A few hours later, the message was withdrawn, the embassy posting “Security Alert no longer in effect” on its website. According to novanite.com, the alert has angered the Bulgarian Prime Minister Boyko Borisov who is quoted as saying, “The information… does not match reality.”
Domestic security agency DANS and the Interior Ministry have already checked the warning submitted to 112, the emergency hotline, Borisov has explained in a statement that follows a message by the US State Department citing the country’s embassy in Sofia.
“The checkup found out it was all about unsettled love relations between a Bulgarian and a foreign national,” he has added.
Borisov has also slammed US diplomats for exporting to the public “the information received by their Bulgarian counterparts” and for doing so in an “absolutely unacceptable way”.
The security message follows the bombings in Brussels and Ankara, the latter a subject of much speculation online that Embassy Ankara had to release a statement on how it became aware of the threat.
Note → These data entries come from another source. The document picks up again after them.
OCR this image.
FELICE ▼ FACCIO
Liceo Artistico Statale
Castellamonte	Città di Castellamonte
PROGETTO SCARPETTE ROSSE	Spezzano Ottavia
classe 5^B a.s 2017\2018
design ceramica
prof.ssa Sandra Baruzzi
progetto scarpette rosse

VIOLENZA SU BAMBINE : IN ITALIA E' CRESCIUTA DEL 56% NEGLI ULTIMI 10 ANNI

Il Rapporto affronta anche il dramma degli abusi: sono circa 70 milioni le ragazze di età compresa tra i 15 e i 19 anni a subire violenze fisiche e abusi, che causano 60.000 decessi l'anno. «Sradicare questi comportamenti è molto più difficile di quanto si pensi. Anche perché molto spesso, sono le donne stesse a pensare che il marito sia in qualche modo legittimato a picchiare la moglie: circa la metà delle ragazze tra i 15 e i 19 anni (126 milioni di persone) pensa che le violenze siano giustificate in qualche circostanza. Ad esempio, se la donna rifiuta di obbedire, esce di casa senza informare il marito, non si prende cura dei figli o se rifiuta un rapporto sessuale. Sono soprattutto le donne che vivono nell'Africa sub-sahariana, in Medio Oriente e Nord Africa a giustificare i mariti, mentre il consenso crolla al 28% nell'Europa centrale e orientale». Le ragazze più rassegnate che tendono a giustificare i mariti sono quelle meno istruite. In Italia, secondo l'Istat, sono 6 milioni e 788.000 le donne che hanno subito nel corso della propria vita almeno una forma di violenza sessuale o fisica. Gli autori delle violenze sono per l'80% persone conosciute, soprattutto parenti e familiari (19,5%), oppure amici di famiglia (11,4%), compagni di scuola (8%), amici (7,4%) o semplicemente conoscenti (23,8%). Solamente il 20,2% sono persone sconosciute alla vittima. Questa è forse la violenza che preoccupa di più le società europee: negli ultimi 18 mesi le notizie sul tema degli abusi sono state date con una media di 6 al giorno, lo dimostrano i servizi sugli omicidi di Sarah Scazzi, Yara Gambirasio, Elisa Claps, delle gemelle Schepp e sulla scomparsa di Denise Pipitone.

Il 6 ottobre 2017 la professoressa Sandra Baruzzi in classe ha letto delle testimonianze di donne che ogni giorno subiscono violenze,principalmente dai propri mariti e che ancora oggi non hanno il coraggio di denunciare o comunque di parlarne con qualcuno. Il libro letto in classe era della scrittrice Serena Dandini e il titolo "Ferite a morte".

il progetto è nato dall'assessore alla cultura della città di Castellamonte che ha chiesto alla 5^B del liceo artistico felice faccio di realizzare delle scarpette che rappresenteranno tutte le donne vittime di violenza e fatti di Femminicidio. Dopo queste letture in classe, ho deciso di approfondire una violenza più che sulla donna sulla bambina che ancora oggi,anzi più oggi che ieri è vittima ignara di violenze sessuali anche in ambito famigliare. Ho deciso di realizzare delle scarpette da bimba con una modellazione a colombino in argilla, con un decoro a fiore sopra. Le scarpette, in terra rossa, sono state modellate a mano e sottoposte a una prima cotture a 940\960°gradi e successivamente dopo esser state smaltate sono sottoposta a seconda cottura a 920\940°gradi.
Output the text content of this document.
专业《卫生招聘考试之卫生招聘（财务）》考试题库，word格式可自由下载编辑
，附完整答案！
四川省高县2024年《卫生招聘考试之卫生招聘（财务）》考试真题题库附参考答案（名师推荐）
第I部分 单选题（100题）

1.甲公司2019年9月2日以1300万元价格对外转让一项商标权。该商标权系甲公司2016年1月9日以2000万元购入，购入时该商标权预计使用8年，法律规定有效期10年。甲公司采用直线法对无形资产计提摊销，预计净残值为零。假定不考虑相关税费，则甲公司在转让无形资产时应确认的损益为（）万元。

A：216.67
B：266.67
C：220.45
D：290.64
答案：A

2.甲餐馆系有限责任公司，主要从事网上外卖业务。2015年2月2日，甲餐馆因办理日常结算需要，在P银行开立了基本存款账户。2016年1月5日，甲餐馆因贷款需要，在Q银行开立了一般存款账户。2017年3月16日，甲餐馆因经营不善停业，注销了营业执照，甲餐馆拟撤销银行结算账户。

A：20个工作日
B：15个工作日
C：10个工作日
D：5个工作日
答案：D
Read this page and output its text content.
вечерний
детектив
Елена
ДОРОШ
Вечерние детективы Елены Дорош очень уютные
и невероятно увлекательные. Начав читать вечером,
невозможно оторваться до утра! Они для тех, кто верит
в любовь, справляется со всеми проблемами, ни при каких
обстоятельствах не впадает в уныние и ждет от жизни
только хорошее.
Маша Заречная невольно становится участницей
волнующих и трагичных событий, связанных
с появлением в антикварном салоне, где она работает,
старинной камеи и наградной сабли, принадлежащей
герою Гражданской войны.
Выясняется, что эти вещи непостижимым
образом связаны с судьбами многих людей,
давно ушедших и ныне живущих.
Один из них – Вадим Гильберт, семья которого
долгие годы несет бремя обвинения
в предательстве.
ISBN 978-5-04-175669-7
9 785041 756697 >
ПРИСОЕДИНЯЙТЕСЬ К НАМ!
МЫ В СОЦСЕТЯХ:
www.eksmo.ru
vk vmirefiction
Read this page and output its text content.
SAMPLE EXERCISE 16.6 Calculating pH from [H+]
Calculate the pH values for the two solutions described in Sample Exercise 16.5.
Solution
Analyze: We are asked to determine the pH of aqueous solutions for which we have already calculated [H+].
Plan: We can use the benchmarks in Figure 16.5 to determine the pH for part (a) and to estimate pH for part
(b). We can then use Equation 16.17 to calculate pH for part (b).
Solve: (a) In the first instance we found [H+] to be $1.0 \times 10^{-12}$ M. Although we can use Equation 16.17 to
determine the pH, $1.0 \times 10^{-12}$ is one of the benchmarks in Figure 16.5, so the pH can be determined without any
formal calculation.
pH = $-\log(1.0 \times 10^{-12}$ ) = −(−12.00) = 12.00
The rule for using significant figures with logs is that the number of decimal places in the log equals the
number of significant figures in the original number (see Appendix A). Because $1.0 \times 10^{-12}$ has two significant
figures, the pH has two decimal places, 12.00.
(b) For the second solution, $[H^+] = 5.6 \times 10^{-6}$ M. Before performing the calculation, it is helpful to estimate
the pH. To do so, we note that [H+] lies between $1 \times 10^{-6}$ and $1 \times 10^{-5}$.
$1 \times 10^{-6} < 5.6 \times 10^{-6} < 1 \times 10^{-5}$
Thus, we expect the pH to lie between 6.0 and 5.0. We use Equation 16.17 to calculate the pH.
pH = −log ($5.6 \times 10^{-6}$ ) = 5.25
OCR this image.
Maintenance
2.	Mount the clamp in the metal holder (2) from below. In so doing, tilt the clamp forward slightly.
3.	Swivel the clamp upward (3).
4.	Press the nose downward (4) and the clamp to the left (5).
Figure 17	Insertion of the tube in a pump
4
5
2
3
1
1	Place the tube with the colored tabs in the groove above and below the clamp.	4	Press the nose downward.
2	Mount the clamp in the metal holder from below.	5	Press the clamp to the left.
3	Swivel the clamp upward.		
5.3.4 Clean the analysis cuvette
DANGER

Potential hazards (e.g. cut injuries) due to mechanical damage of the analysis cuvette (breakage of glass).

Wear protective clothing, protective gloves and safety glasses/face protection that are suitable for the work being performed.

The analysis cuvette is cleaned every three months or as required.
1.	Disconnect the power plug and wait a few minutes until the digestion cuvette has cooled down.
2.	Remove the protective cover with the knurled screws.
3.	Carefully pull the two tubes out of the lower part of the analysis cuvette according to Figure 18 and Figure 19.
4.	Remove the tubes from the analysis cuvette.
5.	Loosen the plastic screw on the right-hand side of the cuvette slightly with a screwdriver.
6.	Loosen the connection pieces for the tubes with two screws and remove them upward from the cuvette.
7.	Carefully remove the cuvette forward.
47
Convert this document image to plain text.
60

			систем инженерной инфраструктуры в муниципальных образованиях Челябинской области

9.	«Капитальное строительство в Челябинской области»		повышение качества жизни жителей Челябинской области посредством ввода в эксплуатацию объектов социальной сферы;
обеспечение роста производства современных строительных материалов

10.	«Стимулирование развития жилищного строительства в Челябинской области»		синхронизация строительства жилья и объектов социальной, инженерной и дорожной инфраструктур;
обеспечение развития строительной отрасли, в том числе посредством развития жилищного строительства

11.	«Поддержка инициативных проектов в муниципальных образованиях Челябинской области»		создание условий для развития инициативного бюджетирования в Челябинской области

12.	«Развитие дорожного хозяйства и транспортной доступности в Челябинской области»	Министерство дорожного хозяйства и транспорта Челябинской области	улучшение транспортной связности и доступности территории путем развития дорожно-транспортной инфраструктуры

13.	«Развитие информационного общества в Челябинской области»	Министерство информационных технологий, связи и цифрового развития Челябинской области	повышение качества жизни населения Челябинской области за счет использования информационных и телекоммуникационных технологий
Reuters reports that Bulgarian Prime Minister Boiko Borisov also says, “I want to assure Bulgarian citizens that the state investigates any indication of a threat to citizens and would not withhold such a thing from the public if there was the slightest danger to life and limb.”
Since the embassy received the information from their Bulgarian counterparts, the USG officials in Sofia were obligated to disseminate the information or they’d run afoul of the USG’s No Double Standard policy (see 7 FAM 052).
Generally, if the Department shares information with the official U.S. community, it should also make the same or similar information available to the non-official U.S. community if the underlying threat applies to both official and non-official U.S. citizens/nationals. If a post issues information to its employees about potentially dangerous situations, it should evaluate whether the potential danger could also affect private U.S. citizens/nationals living in or traveling through the affected area.
In this case, if the embassy told its employees “to avoid” a specific area and “to find alternate means of transportation” due to a possible threat, they are required to share that information with U.S. nationals living in Bulgaria. Except in extraordinarily urgent circumstances, posts are cautioned not to issue an Emergency Message or a Security Message pertaining to safety or security of private U.S. citizens without first clearing the language with the Department.